STATE COLLEGE, Pa. — Severe thunderstorms will ride over the northern rim of heat expanding into the Midwest and the Northeast.

A storm system shifting eastward across the northern Plains will produce a trigger for the storms, while the hot, muggy air will act as the fuel.

Communities from northern Minnesota to western New York and western Pennsylvania are going to lie in the path of the dangerous storms.

Duluth, Minn., Marquette and Alpena, Mich., and Erie and Pittsburgh, Pa., are among the cities and towns at risk for getting hit by violent thunderstorms today.

The threat for western New York, western Pennsylvania and eastern Ohio will mainly be through the first part of the day. A complex of strong storms over southern Ontario, Canada, early Tuesday morning will follow steering flow into these areas.
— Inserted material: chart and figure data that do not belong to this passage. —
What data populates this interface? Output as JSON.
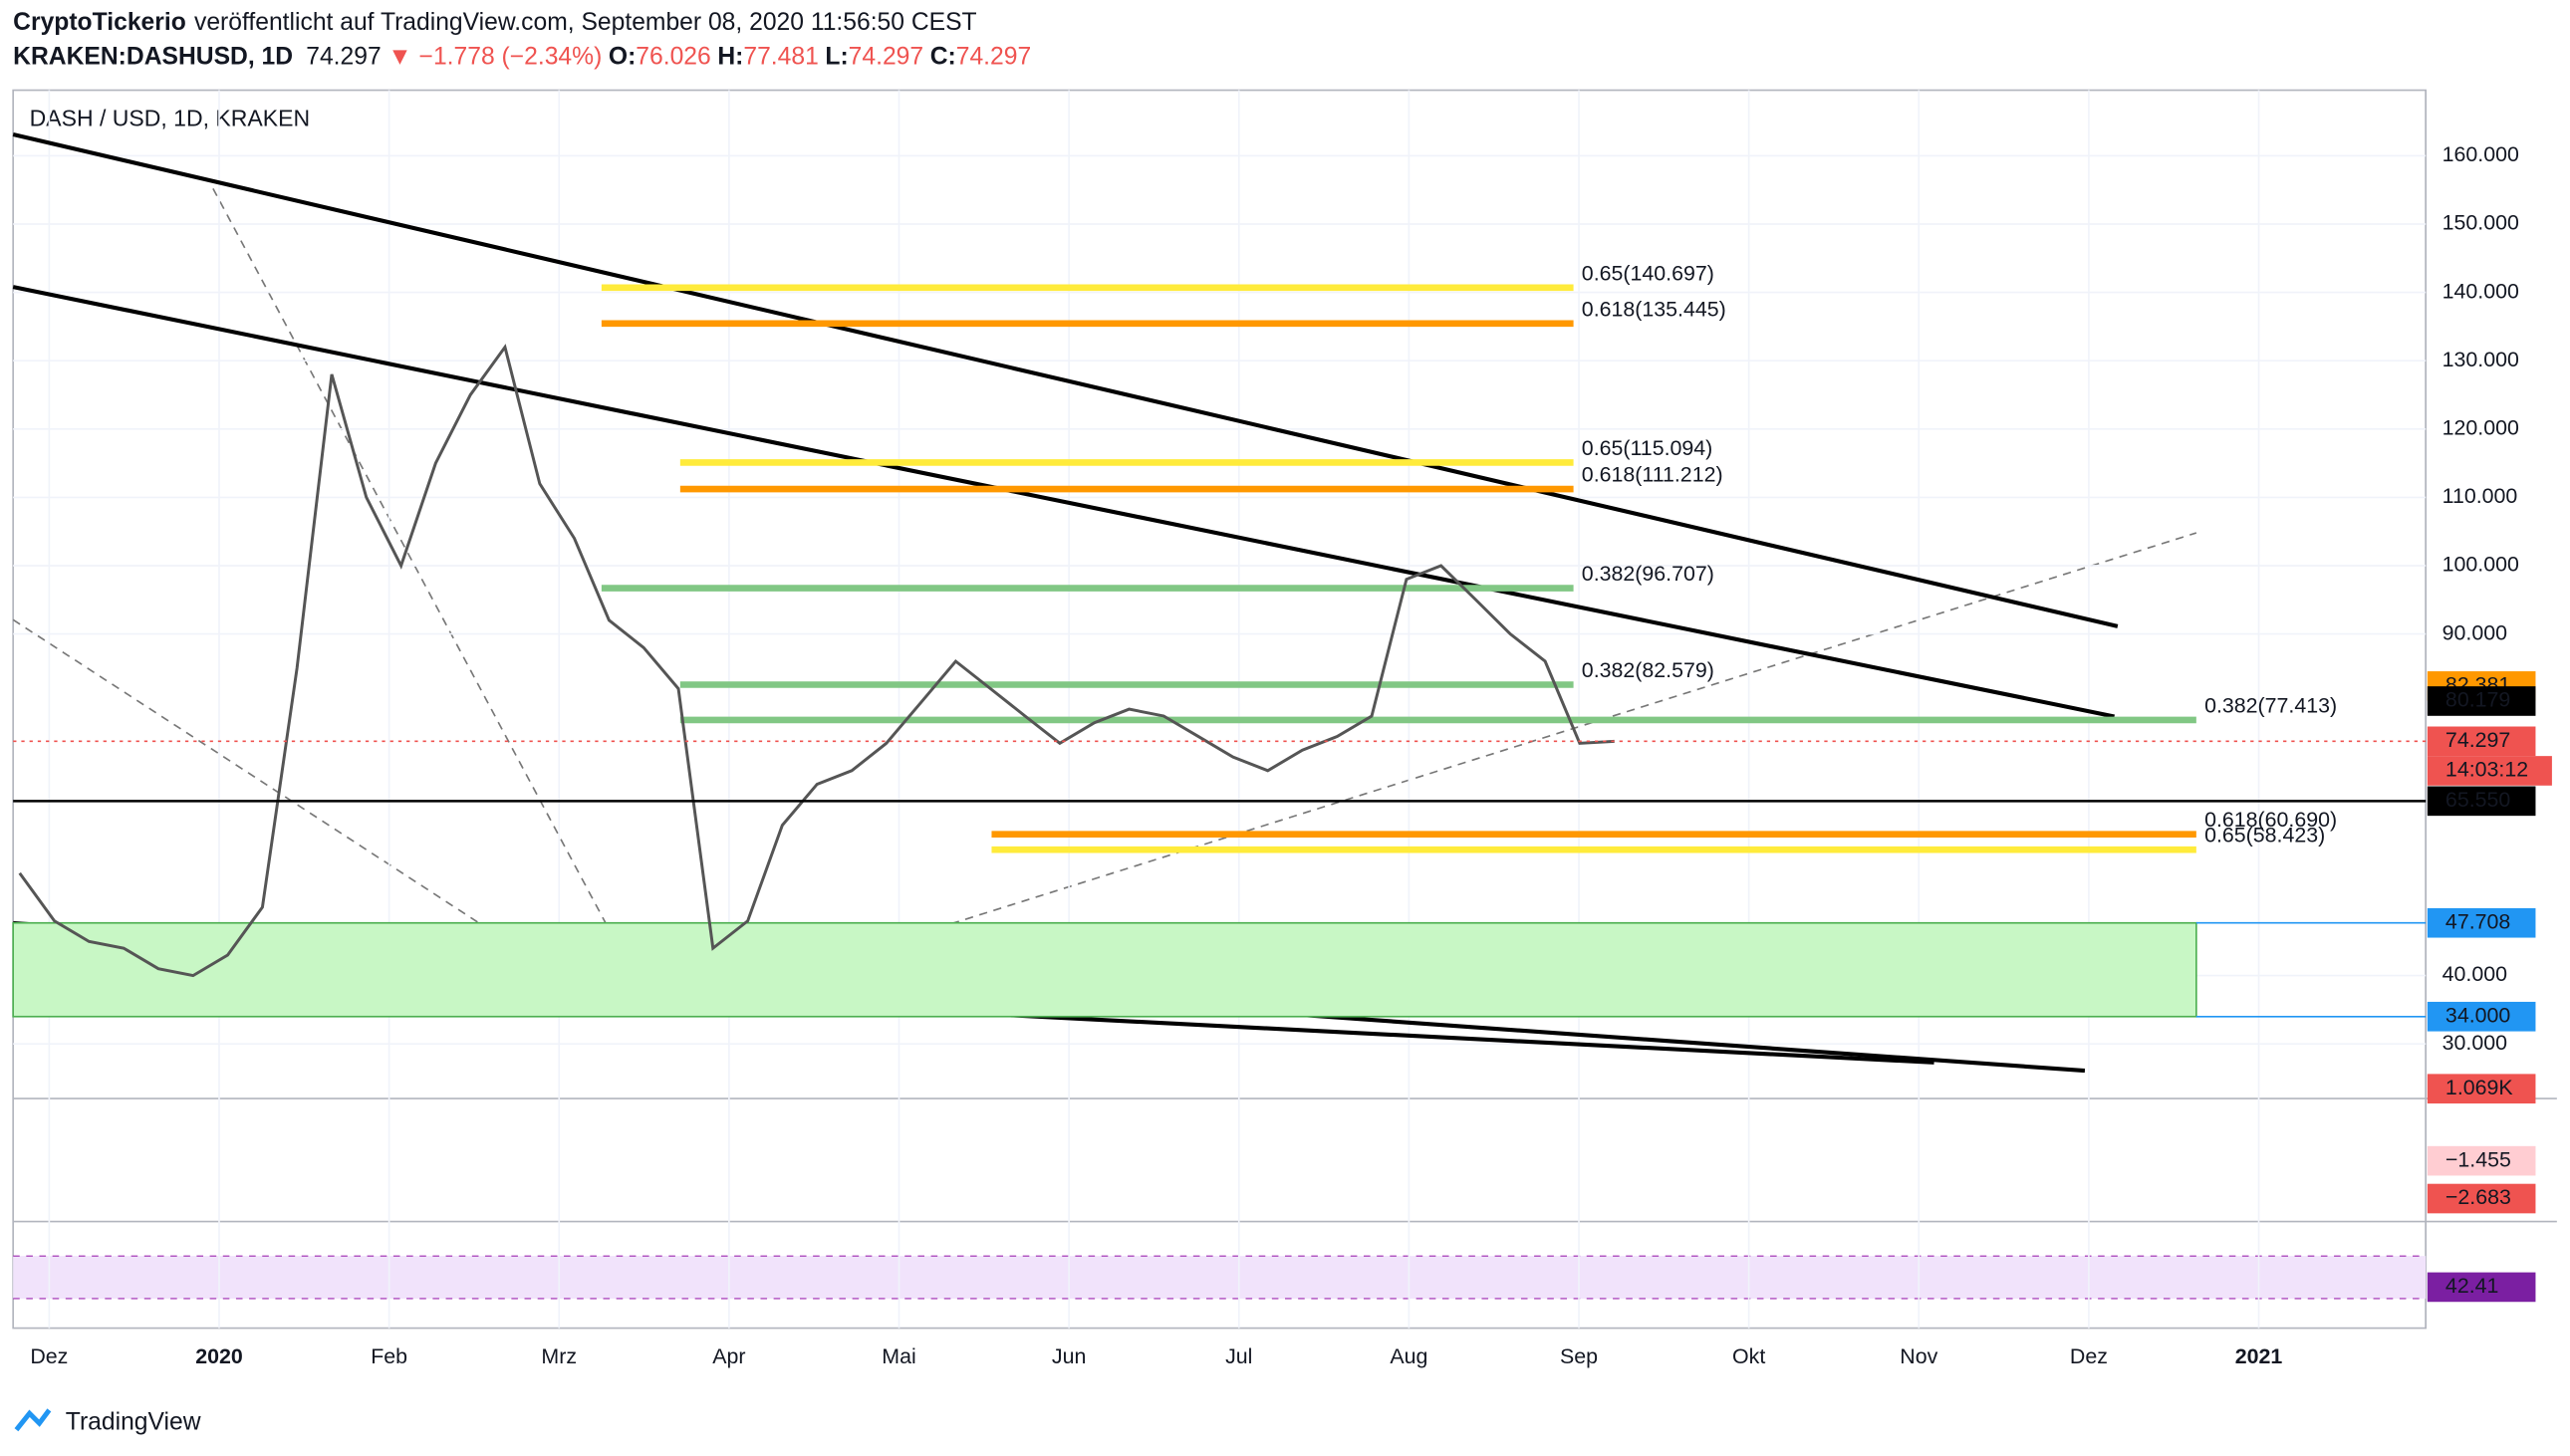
{
  "header": {
    "publisher": "CryptoTickerio",
    "published": "veröffentlicht auf TradingView.com, September 08, 2020 11:56:50 CEST",
    "symbol": "KRAKEN:DASHUSD, 1D",
    "last": "74.297",
    "change": "▼ −1.778 (−2.34%)",
    "ohlc": [
      {
        "key": "O:",
        "value": "76.026"
      },
      {
        "key": "H:",
        "value": "77.481"
      },
      {
        "key": "L:",
        "value": "74.297"
      },
      {
        "key": "C:",
        "value": "74.297"
      }
    ]
  },
  "chart_data": {
    "type": "line",
    "title": "DASH / USD, 1D, KRAKEN",
    "color": "#555555",
    "values": [
      55,
      48,
      45,
      44,
      41,
      40,
      43,
      50,
      85,
      128,
      110,
      100,
      115,
      125,
      132,
      112,
      104,
      92,
      88,
      82,
      44,
      48,
      62,
      68,
      70,
      74,
      80,
      86,
      82,
      78,
      74,
      77,
      79,
      78,
      75,
      72,
      70,
      73,
      75,
      78,
      98,
      100,
      95,
      90,
      86,
      74,
      74.297
    ],
    "ylim": [
      22,
      169.6
    ],
    "yticks": [
      {
        "value": 160,
        "label": "160.000"
      },
      {
        "value": 150,
        "label": "150.000"
      },
      {
        "value": 140,
        "label": "140.000"
      },
      {
        "value": 130,
        "label": "130.000"
      },
      {
        "value": 120,
        "label": "120.000"
      },
      {
        "value": 110,
        "label": "110.000"
      },
      {
        "value": 100,
        "label": "100.000"
      },
      {
        "value": 90,
        "label": "90.000"
      },
      {
        "value": 40,
        "label": "40.000"
      },
      {
        "value": 30,
        "label": "30.000"
      }
    ],
    "time_labels": [
      "Dez",
      "2020",
      "Feb",
      "Mrz",
      "Apr",
      "Mai",
      "Jun",
      "Jul",
      "Aug",
      "Sep",
      "Okt",
      "Nov",
      "Dez",
      "2021"
    ],
    "fib_levels": [
      {
        "label": "0.65(140.697)",
        "value": 140.697,
        "color": "#ffeb3b",
        "text_color": "#e6c800"
      },
      {
        "label": "0.618(135.445)",
        "value": 135.445,
        "color": "#ff9800",
        "text_color": "#f57c00"
      },
      {
        "label": "0.65(115.094)",
        "value": 115.094,
        "color": "#ffeb3b",
        "text_color": "#e6c800"
      },
      {
        "label": "0.618(111.212)",
        "value": 111.212,
        "color": "#ff9800",
        "text_color": "#f57c00"
      },
      {
        "label": "0.382(96.707)",
        "value": 96.707,
        "color": "#81c784",
        "text_color": "#66bb6a"
      },
      {
        "label": "0.382(82.579)",
        "value": 82.579,
        "color": "#81c784",
        "text_color": "#66bb6a"
      },
      {
        "label": "0.382(77.413)",
        "value": 77.413,
        "color": "#81c784",
        "text_color": "#66bb6a"
      },
      {
        "label": "0.618(60.690)",
        "value": 60.69,
        "color": "#ff9800",
        "text_color": "#f57c00"
      },
      {
        "label": "0.65(58.423)",
        "value": 58.423,
        "color": "#ffeb3b",
        "text_color": "#e6c800"
      }
    ],
    "zone": {
      "top": 47.708,
      "bottom": 34,
      "color": "#c8f7c5"
    },
    "price_tags": [
      {
        "label": "82.381",
        "value": 82.381,
        "bg": "#ff9800",
        "fg": "#000000"
      },
      {
        "label": "80.179",
        "value": 80.179,
        "bg": "#000000",
        "fg": "#ffffff"
      },
      {
        "label": "74.297",
        "value": 74.297,
        "bg": "#ef5350",
        "fg": "#ffffff"
      },
      {
        "label": "65.550",
        "value": 65.55,
        "bg": "#000000",
        "fg": "#ffffff"
      },
      {
        "label": "47.708",
        "value": 47.708,
        "bg": "#2196f3",
        "fg": "#ffffff"
      },
      {
        "label": "34.000",
        "value": 34,
        "bg": "#2196f3",
        "fg": "#ffffff"
      }
    ],
    "countdown": "14:03:12",
    "volume_tag": "1.069K",
    "macd_tags": [
      "−1.455",
      "−2.683"
    ],
    "rsi_tag": "42.41"
  },
  "brand": "TradingView"
}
Damaging wind gusts over 60 mph and large hail will be concerns of the severe storms both in the Northeast and Midwest. The winds will be capable of knocking down trees and power lines, potentially causing damage to homes and vehicles and cutting power to some areas. The largest hail, up to the size of golf balls, could dent cars and break windows.

A few of the strongest thunderstorms could spawn tornadoes.

Northern Minnesota into extreme northern Wisconsin and the Upper Peninsula of Michigan will have the greatest threat for twisters, mainly later in the day. The higher tornado threat will be due to the fact that there will be weaker southerly winds at the surface and strong west-southwest winds high in the atmosphere. This will set the stage for a strong rotation in the storms.

Overnight, the threat for nasty storms will be finished for southern Ontario, Canada, and the Northeast. Farther west, severe storms could continue well into the night across eastern Minnesota, northern and central Wisconsin and northern Michigan.

Gulf Coast Severe Threat

Hot and muggy weather and daytime heating will allow another round of severe afternoon storms near the Gulf Coast.

Houston, Texas, New Orleans, La., and Mobile, Ala., may get rattled by damaging storms. Strong wind gusts and large hail will be the primary threats of these storms.